The influence of music is also strongly evident in Spielberg's career. He played the clarinet (though not very well) in his grade school and high school bands, and sat in as first clarinet for composer John Williams in the beach scene of
Jaws.
He still noodles on the instrument for pleasure and relaxation. He has been a passionate collector of movie scores since childhood, and has said, “If I weren't a filmmaker I'd probably be in music. I'd
play piano or I'd compose. I'd probably be a starving composer somewhere in Hollywood right now, hopefully not starving, but I probably would not have been successful.”

In the view of Williams, who has written the scores for most of Spielberg's films, he is being overly modest about his musical sense: “Steven could have been a composer himself. He has that rhythmic sense in his whole being, and I think that is one of the great things about his directing—this rhythmic, kinetic sense he has.”

Through his parents, Spielberg inherited his love of music from Grandpa Shmuel, who performed in the Russian army band, and from Grandpa Fievel, the Russian immigrant Jew who was not allowed to go to school but used his music to proclaim “How wondrous are Thy works.”

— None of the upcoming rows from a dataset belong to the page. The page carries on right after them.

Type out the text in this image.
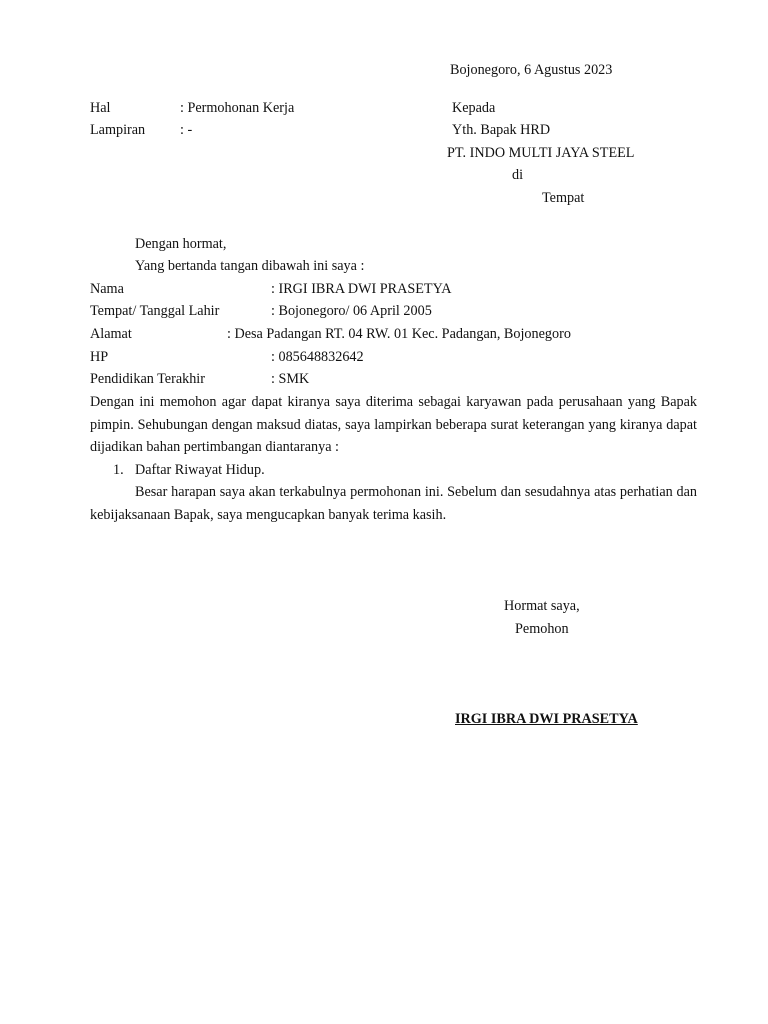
Bojonegoro, 6 Agustus 2023
Hal	: Permohonan Kerja	Kepada
Lampiran : -	Yth. Bapak HRD
PT. INDO MULTI JAYA STEEL
di
Tempat
Dengan hormat,
Yang bertanda tangan dibawah ini saya :
Nama	: IRGI IBRA DWI PRASETYA
Tempat/ Tanggal Lahir	: Bojonegoro/ 06 April 2005
Alamat	: Desa Padangan RT. 04 RW. 01 Kec. Padangan, Bojonegoro
HP	: 085648832642
Pendidikan Terakhir	: SMK
Dengan ini memohon agar dapat kiranya saya diterima sebagai karyawan pada perusahaan yang Bapak pimpin. Sehubungan dengan maksud diatas, saya lampirkan beberapa surat keterangan yang kiranya dapat dijadikan bahan pertimbangan diantaranya :
1. Daftar Riwayat Hidup.
Besar harapan saya akan terkabulnya permohonan ini. Sebelum dan sesudahnya atas perhatian dan kebijaksanaan Bapak, saya mengucapkan banyak terima kasih.
Hormat saya,
Pemohon
IRGI IBRA DWI PRASETYA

Perhaps the most joyous scene in all of Spielberg's movies is the ending of
Close
Encounters
of
the
Third
Kind,
in which the scientists finally devise a way of communicating with the alien mother ship by using their computers to play synthesized music together. The musical interchange between the humans and their extraterrestrial visitors starts as a few tentative notes and quickly becomes a rapturous duet of spiritual celebration.